Vgl. BVerwG, Urteil vom 21.12.1982 - 6 C 68.78 -, a.a.O.

Anders als einem Lehrbeauftragten ist dem Kläger allerdings kein konkreter Lehrauftrag übertragen worden. Er war mithin wie ein ordentlicher Professor zunächst frei in der Auswahl der Art, des Themas und des Inhalts der Lehrveranstaltungen. Auch wenn § 37 Abs. 2 Satz 2 BbgHG, wonach ein Hochschullehrer verpflichtet ist, im Rahmen der für sein Dienstverhältnis geltenden Regelungen die zur Sicherstellung des Lehrangebots getroffenen Entscheidungen der Hochschulorgane zu verwirklichen, im vorliegenden Fall nicht zur Anwendung gekommen ist, so hat der Kläger seine Lehrveranstaltungen doch zumindest in Absprache mit der Institutsleitung festgelegt. Zudem hatte sich der Kläger verpflichtet, nicht allgemein an den Lehraufgaben der Universität mitzuwirken, sondern gerade an denen des Zentrums J., Bereich M.. Außerdem hatte er sich konkret verpflichtet, eine bestimmte Forschergruppe zu beraten. Nur im Rahmen dieser Verpflichtungen war er unabhängig.

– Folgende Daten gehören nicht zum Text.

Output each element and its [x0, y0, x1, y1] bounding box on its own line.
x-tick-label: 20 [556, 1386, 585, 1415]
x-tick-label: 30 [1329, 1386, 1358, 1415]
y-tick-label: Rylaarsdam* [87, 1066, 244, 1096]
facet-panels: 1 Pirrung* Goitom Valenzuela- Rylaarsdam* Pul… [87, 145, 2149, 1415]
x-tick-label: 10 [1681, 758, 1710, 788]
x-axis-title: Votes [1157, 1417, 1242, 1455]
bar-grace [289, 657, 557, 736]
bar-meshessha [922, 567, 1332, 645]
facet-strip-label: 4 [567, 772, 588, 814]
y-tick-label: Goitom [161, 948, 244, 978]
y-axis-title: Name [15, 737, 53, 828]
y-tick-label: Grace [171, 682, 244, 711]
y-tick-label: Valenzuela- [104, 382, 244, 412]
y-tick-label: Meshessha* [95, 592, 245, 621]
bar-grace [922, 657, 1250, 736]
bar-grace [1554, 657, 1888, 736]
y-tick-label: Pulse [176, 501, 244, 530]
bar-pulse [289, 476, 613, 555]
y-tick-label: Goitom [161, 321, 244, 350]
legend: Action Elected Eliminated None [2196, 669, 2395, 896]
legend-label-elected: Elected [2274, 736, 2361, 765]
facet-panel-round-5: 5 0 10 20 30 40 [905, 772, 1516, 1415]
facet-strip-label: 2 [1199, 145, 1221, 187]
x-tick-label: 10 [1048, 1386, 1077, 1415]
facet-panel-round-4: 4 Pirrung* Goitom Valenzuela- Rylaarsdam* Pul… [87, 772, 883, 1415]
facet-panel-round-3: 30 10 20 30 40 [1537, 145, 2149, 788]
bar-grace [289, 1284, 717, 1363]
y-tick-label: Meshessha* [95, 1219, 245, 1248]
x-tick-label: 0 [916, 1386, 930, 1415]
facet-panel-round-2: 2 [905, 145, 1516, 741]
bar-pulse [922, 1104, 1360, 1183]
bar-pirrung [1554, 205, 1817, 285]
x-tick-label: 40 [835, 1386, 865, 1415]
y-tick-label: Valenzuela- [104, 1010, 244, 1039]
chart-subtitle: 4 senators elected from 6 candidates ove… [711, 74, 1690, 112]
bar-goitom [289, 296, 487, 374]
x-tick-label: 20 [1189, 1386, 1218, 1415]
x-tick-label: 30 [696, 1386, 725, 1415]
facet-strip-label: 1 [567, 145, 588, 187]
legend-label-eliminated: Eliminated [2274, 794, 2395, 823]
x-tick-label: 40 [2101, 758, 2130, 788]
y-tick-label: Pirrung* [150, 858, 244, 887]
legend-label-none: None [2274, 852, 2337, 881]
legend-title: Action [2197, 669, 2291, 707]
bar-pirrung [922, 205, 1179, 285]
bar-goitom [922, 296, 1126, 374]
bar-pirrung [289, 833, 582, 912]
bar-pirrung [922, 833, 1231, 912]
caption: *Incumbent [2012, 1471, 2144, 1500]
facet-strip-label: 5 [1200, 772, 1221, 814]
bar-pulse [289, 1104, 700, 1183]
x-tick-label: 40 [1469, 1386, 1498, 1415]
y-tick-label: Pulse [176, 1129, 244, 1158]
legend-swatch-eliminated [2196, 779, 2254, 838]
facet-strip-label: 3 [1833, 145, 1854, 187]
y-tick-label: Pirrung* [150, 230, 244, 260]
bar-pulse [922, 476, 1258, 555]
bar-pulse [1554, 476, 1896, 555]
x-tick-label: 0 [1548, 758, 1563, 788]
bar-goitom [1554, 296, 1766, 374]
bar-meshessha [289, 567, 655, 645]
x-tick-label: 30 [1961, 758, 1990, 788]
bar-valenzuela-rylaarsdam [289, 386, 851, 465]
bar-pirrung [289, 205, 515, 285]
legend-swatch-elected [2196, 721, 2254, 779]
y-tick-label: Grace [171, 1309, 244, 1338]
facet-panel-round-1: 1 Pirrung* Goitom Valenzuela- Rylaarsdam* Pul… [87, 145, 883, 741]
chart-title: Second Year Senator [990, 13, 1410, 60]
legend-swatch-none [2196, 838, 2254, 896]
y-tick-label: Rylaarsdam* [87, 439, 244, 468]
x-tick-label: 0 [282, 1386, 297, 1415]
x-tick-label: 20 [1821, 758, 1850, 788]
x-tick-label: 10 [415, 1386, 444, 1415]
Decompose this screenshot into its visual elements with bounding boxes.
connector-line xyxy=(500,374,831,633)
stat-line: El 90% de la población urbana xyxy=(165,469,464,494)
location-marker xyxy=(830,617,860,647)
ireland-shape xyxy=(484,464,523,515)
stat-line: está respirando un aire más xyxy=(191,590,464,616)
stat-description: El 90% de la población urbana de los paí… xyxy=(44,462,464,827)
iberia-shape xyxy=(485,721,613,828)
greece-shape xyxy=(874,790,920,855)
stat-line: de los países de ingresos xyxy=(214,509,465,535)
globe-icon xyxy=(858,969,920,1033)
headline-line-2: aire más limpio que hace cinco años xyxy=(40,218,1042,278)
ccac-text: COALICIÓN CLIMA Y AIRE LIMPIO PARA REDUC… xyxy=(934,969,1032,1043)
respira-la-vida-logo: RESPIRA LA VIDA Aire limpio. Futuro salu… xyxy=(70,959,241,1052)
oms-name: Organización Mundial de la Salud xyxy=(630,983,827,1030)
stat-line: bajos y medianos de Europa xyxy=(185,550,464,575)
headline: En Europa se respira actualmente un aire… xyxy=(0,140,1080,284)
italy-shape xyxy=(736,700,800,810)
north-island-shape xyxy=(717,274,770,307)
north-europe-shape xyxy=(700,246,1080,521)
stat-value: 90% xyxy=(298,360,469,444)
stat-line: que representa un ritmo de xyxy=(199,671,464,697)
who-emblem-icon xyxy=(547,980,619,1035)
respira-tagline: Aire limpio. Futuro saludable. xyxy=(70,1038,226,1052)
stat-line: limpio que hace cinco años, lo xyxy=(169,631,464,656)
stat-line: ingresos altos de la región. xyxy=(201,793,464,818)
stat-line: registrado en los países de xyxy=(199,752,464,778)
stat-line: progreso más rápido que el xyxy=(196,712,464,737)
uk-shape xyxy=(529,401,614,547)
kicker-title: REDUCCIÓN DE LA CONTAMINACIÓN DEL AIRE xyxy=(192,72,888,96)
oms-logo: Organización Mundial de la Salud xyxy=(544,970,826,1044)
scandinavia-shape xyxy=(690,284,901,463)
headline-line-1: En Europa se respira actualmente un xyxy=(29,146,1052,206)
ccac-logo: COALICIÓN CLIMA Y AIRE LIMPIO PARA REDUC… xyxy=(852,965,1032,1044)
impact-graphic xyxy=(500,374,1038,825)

Für eine abhängige Tätigkeit des Klägers spricht schließlich, dass er für seine Tätigkeit ein monatliches Gesamthonorar erhielt und nicht jede einzelne Lehrveranstaltung, jeder einzelne Vortrag und jede einzelne Beratungstätigkeit gesondert honoriert wurde. Die Vergütung war damit nicht leistungs- und erfolgsbezogen, sondern erfolgte pauschal für die Inanspruchnahme der Arbeitskraft in einem bestimmten Zeitraum.

Unter Berücksichtigung aller Umstände ähnelte die Tätigkeit des Klägers als Gastprofessor sehr stark der Tätigkeit eines beamteten Hochschullehrers, dessen "Verwendung im öffentlichen Dienst" außer Frage steht. Der Kläger übte damit eine Tätigkeit aus, die in ihrer Art und Rechtsnatur seiner früheren Beamtentätigkeit glich. Es entspricht deshalb Sinn und Zweck der Ruhensvorschriften, im vorliegenden Fall die doppelte Alimentierung des Klägers mit öffentlichen Mitteln zu vermeiden.

Die vom LBV getroffene Regelung ist auch der Höhe nach nicht zu beanstanden. (wird ausgeführt)

Die Rückforderung der danach zuviel gezahlten Versorgungsbezüge richtet sich nach § 52 Abs. 2 BeamtVG und ist rechtlich nicht zu beanstanden.